Get a hangover. Go to work.


I can’t remember the last time I got as drunk as I did last night – and wow, should I ever know better than that! Started after work drinking sangria with Jess and progressed to the WISE and bottles of wine. Really felt fine until the last half hour – or the last drink – which seemed to put me over the line very quickly.

But despite the great potential for hangover, I have felt pretty good for most of the day and managed to get a major piece of information design done on one of my projects – have been pretty much intently focused on it all day – to my own surprise. This is actually one of the more creative parts of my job – like a puzzle that needs to be solved – how to organize info for the web in a way that is logical, easy to access and aligned with the objectives of my department. It basically was the framework I needed to get done in order to give the job of developing the site to someone else….

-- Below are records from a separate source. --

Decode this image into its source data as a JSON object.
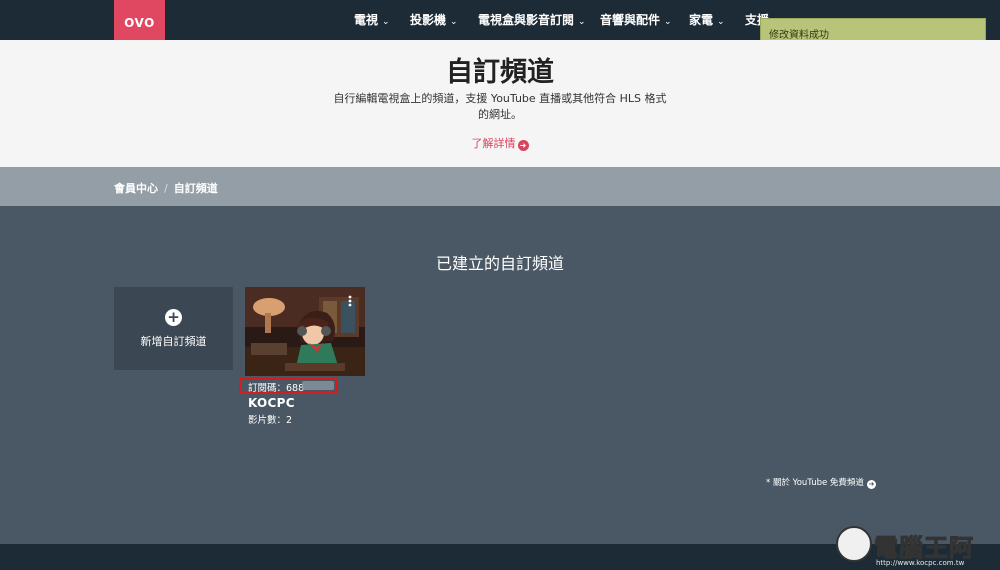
{
  "brand": {
    "logo_text": "OVO",
    "color": "#e04761"
  },
  "nav": {
    "items": [
      {
        "label": "電視"
      },
      {
        "label": "投影機"
      },
      {
        "label": "電視盒與影音訂閱"
      },
      {
        "label": "音響與配件"
      },
      {
        "label": "家電"
      },
      {
        "label": "支援"
      }
    ]
  },
  "toast": {
    "message": "修改資料成功"
  },
  "hero": {
    "title": "自訂頻道",
    "desc_line1": "自行編輯電視盒上的頻道，支援 YouTube 直播或其他符合 HLS 格式",
    "desc_line2": "的網址。",
    "link_label": "了解詳情"
  },
  "breadcrumb": {
    "home": "會員中心",
    "separator": "/",
    "current": "自訂頻道"
  },
  "main": {
    "section_title": "已建立的自訂頻道",
    "add_card_label": "新增自訂頻道",
    "channels": [
      {
        "code_label": "訂閱碼：688",
        "name": "KOCPC",
        "count_label": "影片數：2"
      }
    ],
    "yt_note": "* 關於 YouTube 免費頻道"
  },
  "watermark": {
    "text": "電腦王阿達",
    "url": "http://www.kocpc.com.tw"
  }
}
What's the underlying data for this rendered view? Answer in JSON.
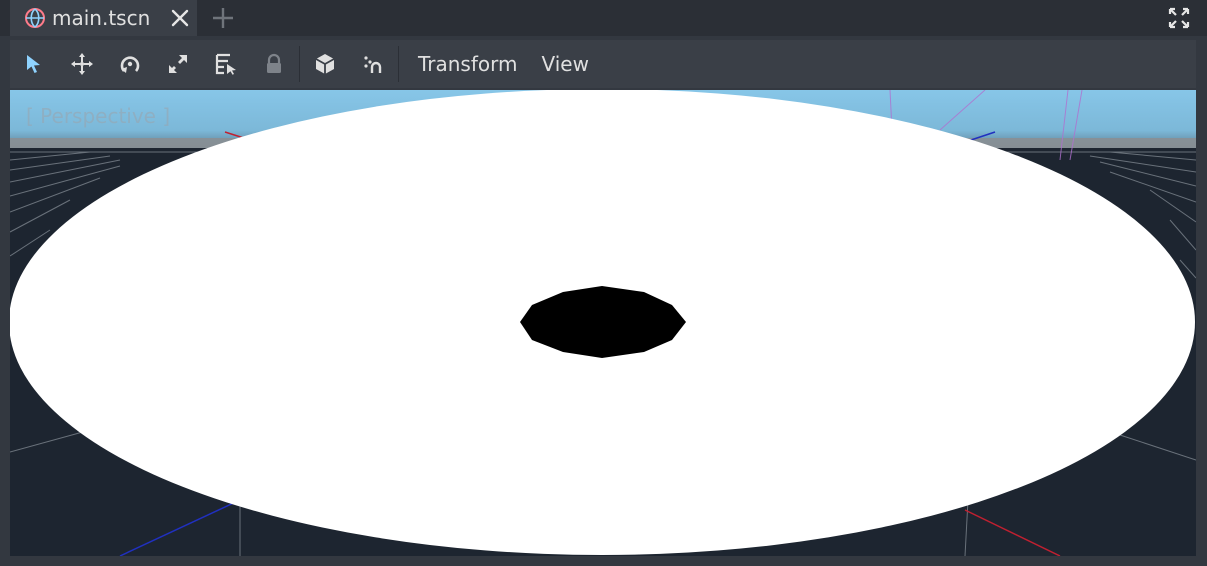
{
  "tabs": [
    {
      "label": "main.tscn",
      "icon": "scene-globe-icon",
      "active": true
    }
  ],
  "toolbar": {
    "tools": [
      {
        "name": "select-tool",
        "icon": "arrow-pointer-icon",
        "active": true
      },
      {
        "name": "move-tool",
        "icon": "move-arrows-icon"
      },
      {
        "name": "rotate-tool",
        "icon": "rotate-icon"
      },
      {
        "name": "scale-tool",
        "icon": "scale-icon"
      },
      {
        "name": "list-select-tool",
        "icon": "list-select-icon"
      },
      {
        "name": "lock-tool",
        "icon": "lock-icon"
      },
      {
        "name": "local-space-tool",
        "icon": "cube-icon"
      },
      {
        "name": "snap-tool",
        "icon": "magnet-snap-icon"
      }
    ],
    "menus": {
      "transform": "Transform",
      "view": "View"
    }
  },
  "viewport": {
    "label": "[ Perspective ]",
    "sky_color": "#87c6e8",
    "ground_color": "#1d2530",
    "disc_color": "#ffffff",
    "hole_color": "#000000"
  },
  "colors": {
    "accent": "#8fd3ff",
    "icon": "#e0e0e0",
    "panel": "#3a3f47",
    "background": "#2b2f36"
  }
}
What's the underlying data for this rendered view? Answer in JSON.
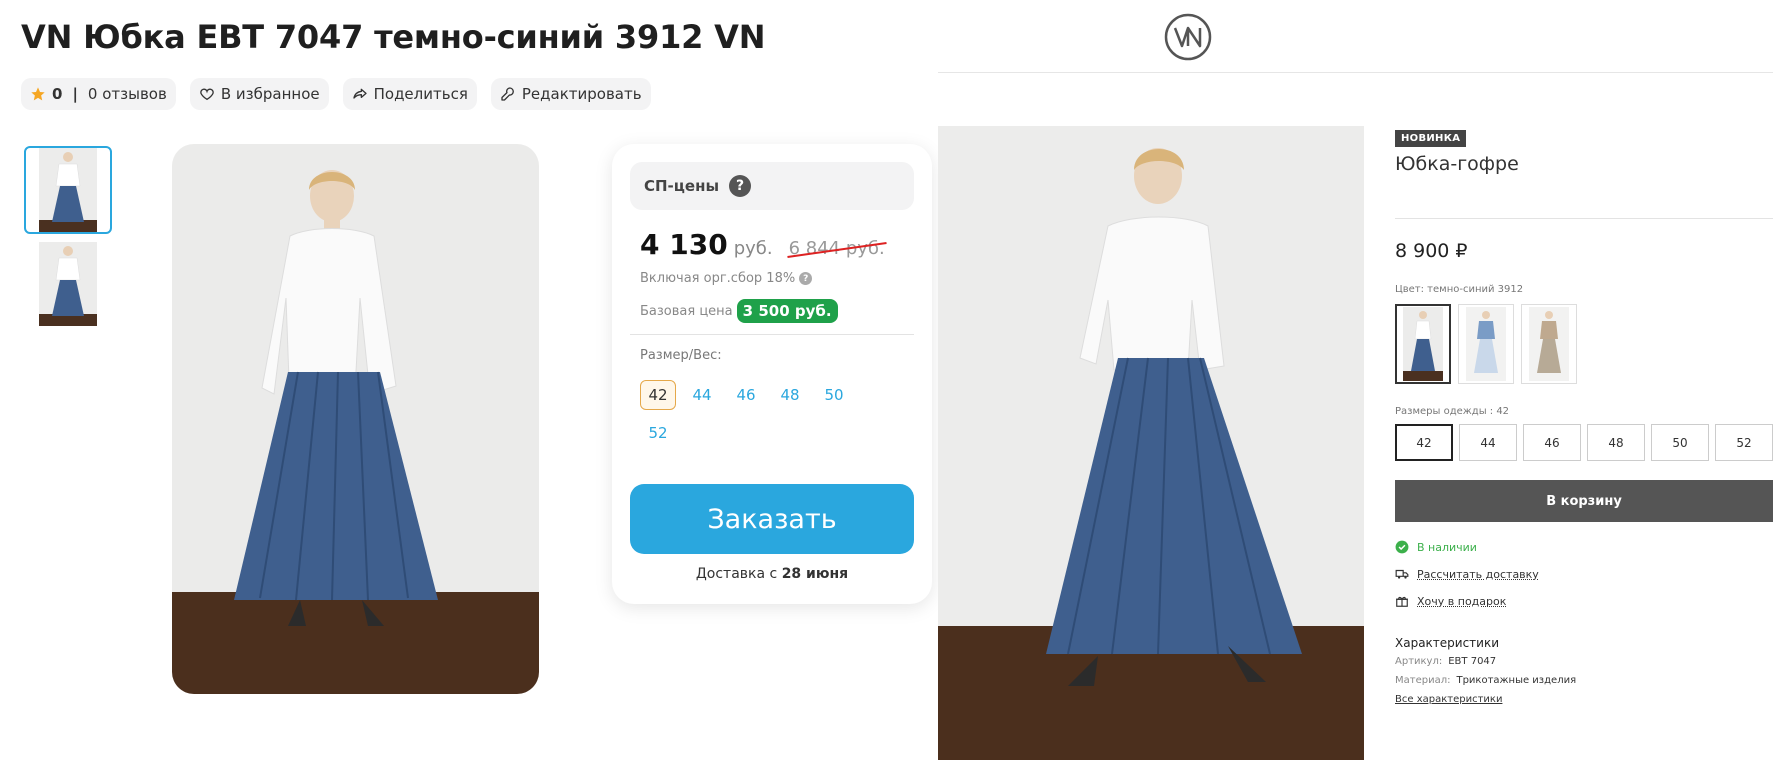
{
  "left": {
    "title": "VN Юбка EBT 7047 темно-синий 3912 VN",
    "actions": {
      "rating": "0",
      "rating_sep": "|",
      "reviews": "0 отзывов",
      "favorite": "В избранное",
      "share": "Поделиться",
      "edit": "Редактировать"
    },
    "card": {
      "sp_label": "СП-цены",
      "help_mark": "?",
      "price": "4 130",
      "currency": "руб.",
      "old_price": "6 844 руб.",
      "fee_note": "Включая орг.сбор 18%",
      "base_label": "Базовая цена",
      "base_price": "3 500 руб.",
      "size_label": "Размер/Вес:",
      "sizes": [
        "42",
        "44",
        "46",
        "48",
        "50",
        "52"
      ],
      "selected_size": "42",
      "order_button": "Заказать",
      "delivery_prefix": "Доставка с",
      "delivery_date": "28 июня"
    }
  },
  "right": {
    "badge": "НОВИНКА",
    "product_name": "Юбка-гофре",
    "price": "8 900 ₽",
    "color_label": "Цвет: темно-синий 3912",
    "sizes_label": "Размеры одежды : 42",
    "sizes": [
      "42",
      "44",
      "46",
      "48",
      "50",
      "52"
    ],
    "selected_size": "42",
    "cart_button": "В корзину",
    "in_stock": "В наличии",
    "calc_delivery": "Рассчитать доставку",
    "gift": "Хочу в подарок",
    "specs_title": "Характеристики",
    "article_key": "Артикул:",
    "article_value": "EBT 7047",
    "material_key": "Материал:",
    "material_value": "Трикотажные изделия",
    "all_specs": "Все характеристики"
  },
  "colors": {
    "accent_blue": "#2aa7de",
    "base_green": "#1fa14a",
    "strike_red": "#dd2222",
    "in_stock_green": "#3cb04b",
    "cart_gray": "#555555"
  },
  "icons": [
    "star-icon",
    "heart-icon",
    "share-icon",
    "wrench-icon",
    "help-icon",
    "check-circle-icon",
    "truck-icon",
    "gift-icon",
    "vn-logo"
  ]
}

Got the draft itinerary for Colombia last night and realized that I have completely spaced on getting my passport application in. Next week it will have to be…..

Also in email news – I got a really creepy reporter request this afternoon which I have forwarded onto the lawyer cause it appears this reporter has some extra access to discovery that he shouldn’t have…. And I also got the first email from my brother ever today (we’re not in touch that often unless I go to see him) – he wanted to let me know that he just got a new job with the City of Victoria in the engineering group – which has been his goal for a long time…. So I was really happy to hear that from him, and I was also glad that he included me in his email out to the family since we often forget each other (it’s not dislike, just ambivalence). Also heard from my friend Jeremy today who is coming up to the coast for David’s party and going to swing by my place saturday for a hang-out before we go up to the creek.

Despite the drinking last night, I think my ennui of earlier this week is lifting (I took Wednesday off as a sick day cause I was so blue)…. I’m feeling again some of my value to others in the world and the critical voices in my head have been pretty quiet today…. Oh, and I’m able to laugh at the absurdity of my life again – which is a pretty essential thing in times as weird as this.